Renato e Arcangelo erano uniti da una profonda amicizia. “Erano come due fratelli”, ha dichiarato Anna Elia, ricordando il rapporto speciale che legava i due giovani. Questa relazione ha reso il tragico episodio ancora più doloroso per entrambe le famiglie coinvolte.

“Voglio chiedere scusa ad Antonella. Come io provo dolore, lo prova anche lei,” ha aggiunto la madre di Renato, esprimendo vicinanza alla famiglia Correra. Di fronte alla domanda su come suo figlio potesse essere in possesso di una pistola, Anna Elia ha ammesso di non avere risposte, manifestando il proprio sgomento per quanto avvenuto.

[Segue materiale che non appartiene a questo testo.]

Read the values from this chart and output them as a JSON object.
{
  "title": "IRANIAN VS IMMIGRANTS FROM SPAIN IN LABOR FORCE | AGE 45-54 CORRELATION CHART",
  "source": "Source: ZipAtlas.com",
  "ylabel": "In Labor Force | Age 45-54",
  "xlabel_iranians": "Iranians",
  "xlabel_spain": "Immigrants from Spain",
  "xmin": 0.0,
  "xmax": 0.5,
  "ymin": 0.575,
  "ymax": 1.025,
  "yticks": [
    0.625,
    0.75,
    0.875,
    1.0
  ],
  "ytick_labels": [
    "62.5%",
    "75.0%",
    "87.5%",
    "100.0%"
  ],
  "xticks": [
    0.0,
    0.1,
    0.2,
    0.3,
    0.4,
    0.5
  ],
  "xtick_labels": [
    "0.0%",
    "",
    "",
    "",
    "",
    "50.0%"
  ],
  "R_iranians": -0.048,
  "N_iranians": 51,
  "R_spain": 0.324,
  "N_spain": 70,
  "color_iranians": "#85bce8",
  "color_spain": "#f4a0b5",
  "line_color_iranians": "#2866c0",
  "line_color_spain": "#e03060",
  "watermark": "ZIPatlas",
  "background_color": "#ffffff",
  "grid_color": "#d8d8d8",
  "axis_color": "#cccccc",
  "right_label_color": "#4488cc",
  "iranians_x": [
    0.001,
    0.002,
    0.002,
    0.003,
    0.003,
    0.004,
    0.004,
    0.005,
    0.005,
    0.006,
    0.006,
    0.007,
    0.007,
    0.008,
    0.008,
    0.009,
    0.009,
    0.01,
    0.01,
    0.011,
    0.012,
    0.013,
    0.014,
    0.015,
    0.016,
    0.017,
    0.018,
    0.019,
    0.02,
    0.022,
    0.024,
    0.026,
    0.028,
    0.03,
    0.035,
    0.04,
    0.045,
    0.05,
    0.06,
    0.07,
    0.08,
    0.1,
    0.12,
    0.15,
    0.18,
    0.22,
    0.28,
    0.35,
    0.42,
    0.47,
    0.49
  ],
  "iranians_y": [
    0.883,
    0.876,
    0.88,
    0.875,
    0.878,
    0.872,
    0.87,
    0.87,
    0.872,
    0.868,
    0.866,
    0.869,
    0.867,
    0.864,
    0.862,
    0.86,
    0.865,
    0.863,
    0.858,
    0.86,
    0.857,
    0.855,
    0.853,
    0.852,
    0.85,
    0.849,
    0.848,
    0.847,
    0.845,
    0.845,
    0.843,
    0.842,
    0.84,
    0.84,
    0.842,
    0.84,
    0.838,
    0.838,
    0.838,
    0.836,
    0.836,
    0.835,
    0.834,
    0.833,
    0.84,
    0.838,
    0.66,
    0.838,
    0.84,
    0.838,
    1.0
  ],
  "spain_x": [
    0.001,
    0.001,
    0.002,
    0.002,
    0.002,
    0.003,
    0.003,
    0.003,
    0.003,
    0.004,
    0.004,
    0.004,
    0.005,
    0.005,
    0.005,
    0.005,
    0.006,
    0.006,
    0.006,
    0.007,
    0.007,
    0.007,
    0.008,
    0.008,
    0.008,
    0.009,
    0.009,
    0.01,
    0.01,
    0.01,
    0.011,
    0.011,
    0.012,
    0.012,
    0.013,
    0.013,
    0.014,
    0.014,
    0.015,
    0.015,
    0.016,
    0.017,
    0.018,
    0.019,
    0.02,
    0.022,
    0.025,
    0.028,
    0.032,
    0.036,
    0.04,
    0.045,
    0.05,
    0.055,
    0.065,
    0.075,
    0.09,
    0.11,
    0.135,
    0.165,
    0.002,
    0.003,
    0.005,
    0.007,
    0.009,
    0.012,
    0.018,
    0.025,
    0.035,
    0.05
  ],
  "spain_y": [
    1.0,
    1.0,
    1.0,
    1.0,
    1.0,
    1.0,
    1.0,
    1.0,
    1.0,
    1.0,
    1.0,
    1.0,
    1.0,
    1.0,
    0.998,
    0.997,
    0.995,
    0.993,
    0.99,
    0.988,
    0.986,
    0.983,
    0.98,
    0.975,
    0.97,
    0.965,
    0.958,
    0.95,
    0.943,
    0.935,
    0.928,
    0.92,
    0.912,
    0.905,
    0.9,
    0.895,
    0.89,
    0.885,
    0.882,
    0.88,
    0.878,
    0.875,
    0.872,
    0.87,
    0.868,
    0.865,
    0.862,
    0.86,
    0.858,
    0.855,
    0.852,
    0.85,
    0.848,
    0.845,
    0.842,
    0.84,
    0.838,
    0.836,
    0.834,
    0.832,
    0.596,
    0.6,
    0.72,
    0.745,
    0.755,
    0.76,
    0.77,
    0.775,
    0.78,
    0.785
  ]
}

Un dolore che si ripete: le tragedie nella famiglia Caiafa

Quella di Renato Caiafa non è la prima tragedia a colpire la famiglia. Anna Elia ha già perso altri due familiari in circostanze drammatiche, finite anche loro sotto i riflettori delle cronache. Luigi Caiafa, il fratello di Renato, è deceduto a soli 17 anni, colpito durante una rapina. La sua morte è stata causata da un agente di polizia che ha agito in risposta all’azione criminale, e la posizione del poliziotto è stata successivamente archiviata.

Anche il padre dei ragazzi, Ciro Caiafa, è stato ucciso in circostanze tragiche. L’uomo è stato assassinato mentre si faceva tatuare nella propria abitazione a Forcella, quartiere di Napoli noto per le sue vicende di criminalità. Queste perdite hanno segnato profondamente la vita di Anna Elia e del figlio Renato, che ora si trova a fare i conti con un altro episodio doloroso.

La decisione di lasciare Forcella e il rispetto per la famiglia Correra

Dopo la morte di Arcangelo, Anna Elia ha deciso di lasciare la sua abitazione a Forcella, quartiere in cui viveva accanto alla famiglia Correra. La vicinanza fisica tra le due famiglie rendeva insostenibile la permanenza nel quartiere, per rispetto e per non aggiungere ulteriore dolore ai Correra. “L’ho fatto per rispetto della famiglia,” ha spiegato, sottolineando quanto le sia sembrato giusto allontanarsi in segno di rispetto.